O estudo SCOUT mostrou que a sibutramina aumentou o risco de infarto e derrame cerebral, ou seja, o potencial benefício da perda de peso foi anulado e revertido pelos efeitos adrenérgicos da droga.  Os que defendem a permanência dos inibidores de apetite proibidos (todos com propriedades adrenérgicas) consideram a perda de peso (modesta e transitória) como prova de eficácia, e ignoram que essa perda não se traduziu em benefícios à saúde no longo prazo.     
 
Informe ENSP: Um dos principais argumentos repetidos no Congresso é que com a proibição os médicos ficaram sem opções para tratar a obesidade. Que medicamentos contra obesidade restaram no mercado?
 
Francisco Paumgartten: Esse argumento é falacioso. Medicamentos ineficazes, ou cujos riscos superam os potenciais benefícios, não podem ser considerados como opções terapêuticas válidas. Ademais, a Anvisa proibiu os três inibidores de apetite mais antigos e perigosos, mas manteve a sibutramina. Além da sibutramina há também no mercado o orlistat que não é inibidor de apetite, mas bloqueia a enzima lipase e diminui a absorção de gorduras no intestino, reduzindo o peso.

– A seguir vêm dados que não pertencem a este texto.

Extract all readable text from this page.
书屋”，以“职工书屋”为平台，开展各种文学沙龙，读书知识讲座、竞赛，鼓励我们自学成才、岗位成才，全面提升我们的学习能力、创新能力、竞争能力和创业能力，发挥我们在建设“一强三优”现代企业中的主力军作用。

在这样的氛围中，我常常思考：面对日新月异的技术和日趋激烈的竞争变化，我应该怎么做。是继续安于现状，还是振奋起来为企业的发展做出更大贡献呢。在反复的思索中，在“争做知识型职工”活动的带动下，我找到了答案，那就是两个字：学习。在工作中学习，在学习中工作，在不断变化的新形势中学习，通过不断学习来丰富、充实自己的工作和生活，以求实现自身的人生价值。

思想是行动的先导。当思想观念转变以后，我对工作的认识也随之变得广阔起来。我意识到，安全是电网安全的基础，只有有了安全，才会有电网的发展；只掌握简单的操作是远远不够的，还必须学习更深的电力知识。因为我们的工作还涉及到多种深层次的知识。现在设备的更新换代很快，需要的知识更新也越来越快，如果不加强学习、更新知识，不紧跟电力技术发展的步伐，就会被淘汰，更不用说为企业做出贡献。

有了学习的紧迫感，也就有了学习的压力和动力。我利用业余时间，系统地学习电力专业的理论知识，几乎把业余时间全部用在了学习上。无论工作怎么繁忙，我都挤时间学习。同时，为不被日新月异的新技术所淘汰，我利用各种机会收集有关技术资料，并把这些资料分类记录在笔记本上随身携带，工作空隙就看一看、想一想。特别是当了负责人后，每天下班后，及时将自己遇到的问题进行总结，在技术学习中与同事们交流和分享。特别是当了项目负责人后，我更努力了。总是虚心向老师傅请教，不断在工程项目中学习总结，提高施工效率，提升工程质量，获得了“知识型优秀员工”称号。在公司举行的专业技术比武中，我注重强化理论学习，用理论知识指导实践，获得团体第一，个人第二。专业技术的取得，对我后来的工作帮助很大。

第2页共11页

Portanto, os médicos continuam a poder usar um inibidor de apetite e um inibidor da absorção de gorduras.    
 
Informe ENSP: Como o setor farmacêutico foi afetado pela resolução da ANVISA sobre inibidores de apetite?

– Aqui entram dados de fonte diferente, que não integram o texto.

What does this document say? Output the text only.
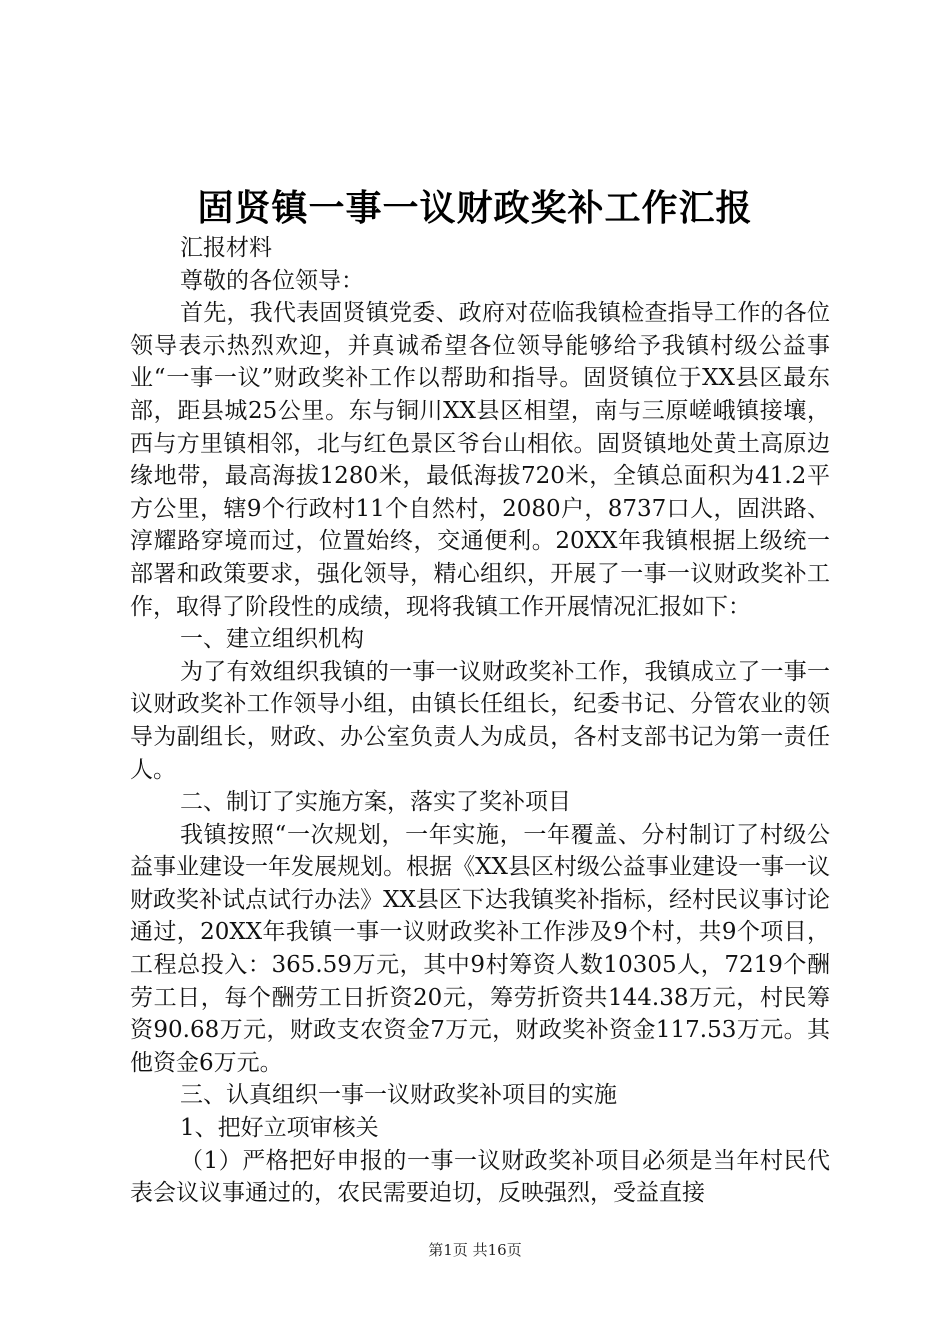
固贤镇一事一议财政奖补工作汇报

汇报材料

尊敬的各位领导：

首先，我代表固贤镇党委、政府对莅临我镇检查指导工作的各位领导表示热烈欢迎，并真诚希望各位领导能够给予我镇村级公益事业“一事一议”财政奖补工作以帮助和指导。固贤镇位于XX县区最东部，距县城25公里。东与铜川XX县区相望，南与三原嵯峨镇接壤，西与方里镇相邻，北与红色景区爷台山相依。固贤镇地处黄土高原边缘地带，最高海拔1280米，最低海拔720米，全镇总面积为41.2平方公里，辖9个行政村11个自然村，2080户，8737口人，固洪路、淳耀路穿境而过，位置始终，交通便利。20XX年我镇根据上级统一部署和政策要求，强化领导，精心组织，开展了一事一议财政奖补工作，取得了阶段性的成绩，现将我镇工作开展情况汇报如下：

一、建立组织机构

为了有效组织我镇的一事一议财政奖补工作，我镇成立了一事一议财政奖补工作领导小组，由镇长任组长，纪委书记、分管农业的领导为副组长，财政、办公室负责人为成员，各村支部书记为第一责任人。

二、制订了实施方案，落实了奖补项目

我镇按照“一次规划，一年实施，一年覆盖、分村制订了村级公益事业建设一年发展规划。根据《XX县区村级公益事业建设一事一议财政奖补试点试行办法》XX县区下达我镇奖补指标，经村民议事讨论通过，20XX年我镇一事一议财政奖补工作涉及9个村，共9个项目，工程总投入：365.59万元，其中9村筹资人数10305人，7219个酬劳工日，每个酬劳工日折资20元，筹劳折资共144.38万元，村民筹资90.68万元，财政支农资金7万元，财政奖补资金117.53万元。其他资金6万元。

三、认真组织一事一议财政奖补项目的实施

1、把好立项审核关

（1）严格把好申报的一事一议财政奖补项目必须是当年村民代表会议议事通过的，农民需要迫切，反映强烈，受益直接

第1页 共16页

Francisco Paumgartten: Relatório de 2009 do Sistema Nacional de Gerenciamento de Produtos Controlados (SNGPC - ANVISA) mostra que, antes da proibição (RDC52/2011), mais de 90% da quantidade total de femproporex e anfepramona consumidos no Brasil correspondiam a medicamentos manipulados e vendidos em farmácias magistrais. O mazindol era bem menos consumido do que os outros dois inibidores de apetite, mas também nesse caso a quantidade aplicada em medicamentos manipulados excedia amplamente a quantidade usada em produtos industrializados. No caso da sibutramina, antes da retirada voluntária do produto de marca, a quantidade consumida em medicamentos manipulados quase igualava aquela consumida em produtos industrializados. Portanto, a proibição dos três inibidores de apetite e a diminuição do consumo de sibutramina após a publicação da RDC52/2011 afetou mais fortemente esse segmento do setor regulado.     
 
Informe ENSP: Quais as implicações do decreto legislativo, caso venha a ser aprovado?
 
Francisco Paumgartten: O PDS 52/2014 revoga a RDC52/2011, mas nada impede que a Anvisa publique outra resolução que tenha os mesmos efeitos da anterior e mantenha os três medicamentos fora do mercado. A revogação pelo Congresso de uma decisão técnica da Anvisa, baseada em análise de evidências científicas de segurança e eficácia de medicamentos é um fato inédito e preocupante. Os parlamentares não só não possuem competência técnica exigida para esse tipo de análise, como foram parciais ouvindo apenas a retórica a favor da liberação dos inibidores de apetite. O mais grave, porém, é que análises e decisões sobre a regulação de medicamentos exigem a explicitação de potenciais conflitos de interesse. As agências reguladoras têm regras e procedimentos para que as decisões não sejam indevidamente influenciadas pelos interesses do setor regulado. A cada reunião da Cateme, por exemplo, os membros assinam uma declaração explicitando potenciais conflitos de interesse em relação aos temas da pauta. No congresso, entretanto, os lobbies do setor regulado, apoiados pela uma boa parte de médicos.  atuam livremente.